Here is a uint-specific implementation of get_bit_ntuple that may be
used when in place of, e.g., code in diehard_dna.c such as

    r = get_bit_ntuple(&r0,1,2,boffset);

The replacement for the above is

    r = get_bit_ntuple_from_uint (r0,2,mask,boffset);

Here mask is a pre-computed quantity equal to ((nbits << 1)-1), which
is 0x3 for this particular example.  Using this function in
diehard_dna.c cuts the execution time for this test in half.

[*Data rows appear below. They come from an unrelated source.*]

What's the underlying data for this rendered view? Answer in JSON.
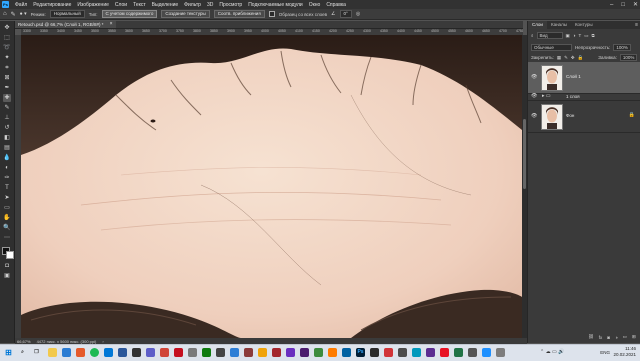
{
  "menu": {
    "logo": "Ps",
    "items": [
      "Файл",
      "Редактирование",
      "Изображение",
      "Слои",
      "Текст",
      "Выделение",
      "Фильтр",
      "3D",
      "Просмотр",
      "Подключаемые модули",
      "Окно",
      "Справка"
    ],
    "window_controls": [
      "–",
      "□",
      "✕"
    ]
  },
  "options": {
    "mode_label": "Режим:",
    "mode_value": "Нормальный",
    "type_label": "Тип:",
    "type_buttons": [
      "С учетом содержимого",
      "Создание текстуры",
      "Соотв. приближения"
    ],
    "sample_label": "Образец со всех слоев",
    "angle_value": "0°"
  },
  "document": {
    "tab_title": "Retouch.psd @ 66,7% (Слой 1, RGB/8#) *",
    "close": "×"
  },
  "ruler": {
    "top_ticks": [
      "3300",
      "3350",
      "3400",
      "3450",
      "3500",
      "3550",
      "3600",
      "3650",
      "3700",
      "3750",
      "3800",
      "3850",
      "3900",
      "3950",
      "4000",
      "4050",
      "4100",
      "4150",
      "4200",
      "4250",
      "4300",
      "4350",
      "4400",
      "4450",
      "4500",
      "4550",
      "4600",
      "4650",
      "4700",
      "4750"
    ]
  },
  "status": {
    "zoom": "66,67%",
    "dims": "4472 пикс. x 5600 пикс. (300 ppi)"
  },
  "panels": {
    "tabs": [
      "Слои",
      "Каналы",
      "Контуры"
    ],
    "active_tab": "Слои",
    "search_placeholder": "Вид",
    "blend_mode": "Обычные",
    "opacity_label": "Непрозрачность:",
    "opacity_value": "100%",
    "lock_label": "Закрепить:",
    "fill_label": "Заливка:",
    "fill_value": "100%",
    "layers": [
      {
        "name": "Слой 1",
        "selected": true
      },
      {
        "name": "1 слоя",
        "selected": false
      },
      {
        "name": "Фон",
        "selected": false
      }
    ]
  },
  "taskbar": {
    "lang": "ENG",
    "time": "11:46",
    "date": "20.02.2021"
  },
  "colors": {
    "accent": "#31a8ff",
    "skin": "#f1d4c2",
    "hair": "#3a2a22",
    "selected_layer": "#5e5e5e"
  }
}
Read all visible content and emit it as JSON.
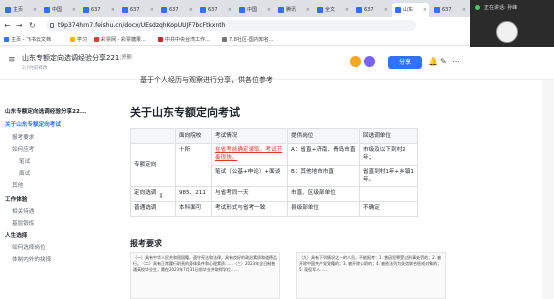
{
  "browser": {
    "tabs": [
      {
        "label": "主页",
        "active": false
      },
      {
        "label": "中国",
        "active": false
      },
      {
        "label": "637",
        "active": false
      },
      {
        "label": "637",
        "active": false
      },
      {
        "label": "637",
        "active": false
      },
      {
        "label": "637",
        "active": false
      },
      {
        "label": "中国",
        "active": false
      },
      {
        "label": "腾讯",
        "active": false
      },
      {
        "label": "全文",
        "active": false
      },
      {
        "label": "637",
        "active": false
      },
      {
        "label": "山东",
        "active": true
      },
      {
        "label": "637",
        "active": false
      }
    ],
    "url": "t9p374hrn7.feishu.cn/docx/UEsdzqhKopUUJF7bcFtkxnth",
    "bookmarks": [
      "主页 - 飞书云文档",
      "学习",
      "彩票网 - 彩票糖果...",
      "中共中央台湾工作...",
      "7.8社区-国内知名..."
    ]
  },
  "doc": {
    "title": "山东专额定向选调经验分享221023",
    "external": "外部",
    "meta": "2小时前修改",
    "share_label": "分享",
    "banner": "基于个人经历与观察进行分享，供各位参考",
    "heading": "关于山东专额定向考试",
    "table": {
      "headers": [
        "",
        "面向院校",
        "考试情况",
        "提供岗位",
        "回选调单位"
      ],
      "rows": [
        [
          "专额定向",
          "十所",
          "在省考前确定录取，考试节奏很快。",
          "A：省直+济南、青岛市直",
          "市级及以下到村2年；"
        ],
        [
          "",
          "",
          "笔试（公基+申论）+面谈",
          "B：其他地市市直",
          "省直到村1年+乡镇1年。"
        ],
        [
          "定向选调",
          "985、211",
          "与省考同一天",
          "市直、区级部单位",
          ""
        ],
        [
          "普通选调",
          "本科面可",
          "考试形式与省考一致",
          "县级部单位",
          "不确定"
        ]
      ]
    },
    "section2": "报考要求",
    "img_left": "（一）具有中华人民共和国国籍，遵守宪法和法律，具有良好的政治素质和道德品行。（二）具有正常履行职责的身体条件和心理素质……（三）2023年全日制普通高校毕业生，需在2023年7月31日前毕业并取得学位……",
    "img_right": "（九）具有下列情况之一的人员，不能报考：1. 曾因犯罪受过刑事处罚的；2. 被开除中国共产党党籍的；3. 被开除公职的；4. 被依法列为失信联合惩戒对象的；5. 现役军人……"
  },
  "toc": {
    "items": [
      {
        "label": "山东专额定向选调经验分享22...",
        "level": 0
      },
      {
        "label": "关于山东专额定向考试",
        "level": 0,
        "active": true
      },
      {
        "label": "报考要求",
        "level": 1
      },
      {
        "label": "如何应考",
        "level": 1
      },
      {
        "label": "笔试",
        "level": 2
      },
      {
        "label": "面试",
        "level": 2
      },
      {
        "label": "其他",
        "level": 1
      },
      {
        "label": "工作体验",
        "level": 0
      },
      {
        "label": "相关待遇",
        "level": 1
      },
      {
        "label": "基层锻炼",
        "level": 1
      },
      {
        "label": "人生选择",
        "level": 0
      },
      {
        "label": "如何选择岗位",
        "level": 1
      },
      {
        "label": "体制内外的抉择",
        "level": 1
      }
    ]
  },
  "meeting": {
    "title": "正在讲话: 孙峰",
    "name": "孙峰"
  },
  "colors": {
    "accent": "#3370ff",
    "highlight": "#d83931"
  }
}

Rather than making a single global instance of
get_bit_ntuple_from_uint, because of its small size I chose to put it
in an include file and included it where used.  The reason for this is
that on my system libdieharder is a shared library with pic code.  As
such calling a global object requires the compiler to generate an
additional dereference, which can add a slight performance hit for
small functions.

Here is the function.  Hopefully it is equivalent to get_bit_ntuple
for the case of a uint.   Let me know if you have questions about it.
Thanks, --John

static uint get_bit_ntuple_from_uint (uint bitstr, uint nbits, 
                                      uint mask, uint boffset)
{
   uint result;
   uint len;
   
   /* Only rmax_bits in bitstr are meaningful */
   boffset = boffset % rmax_bits;
   result = bitstr >> boffset;
   
   if (boffset + nbits <= rmax_bits)
     return result & mask;
   
   /* Need to wrap */
   len = rmax_bits - boffset;
   while (len < nbits)
     {
	result |= (bitstr << len);
	len += rmax_bits;
     }
   return result & mask;
}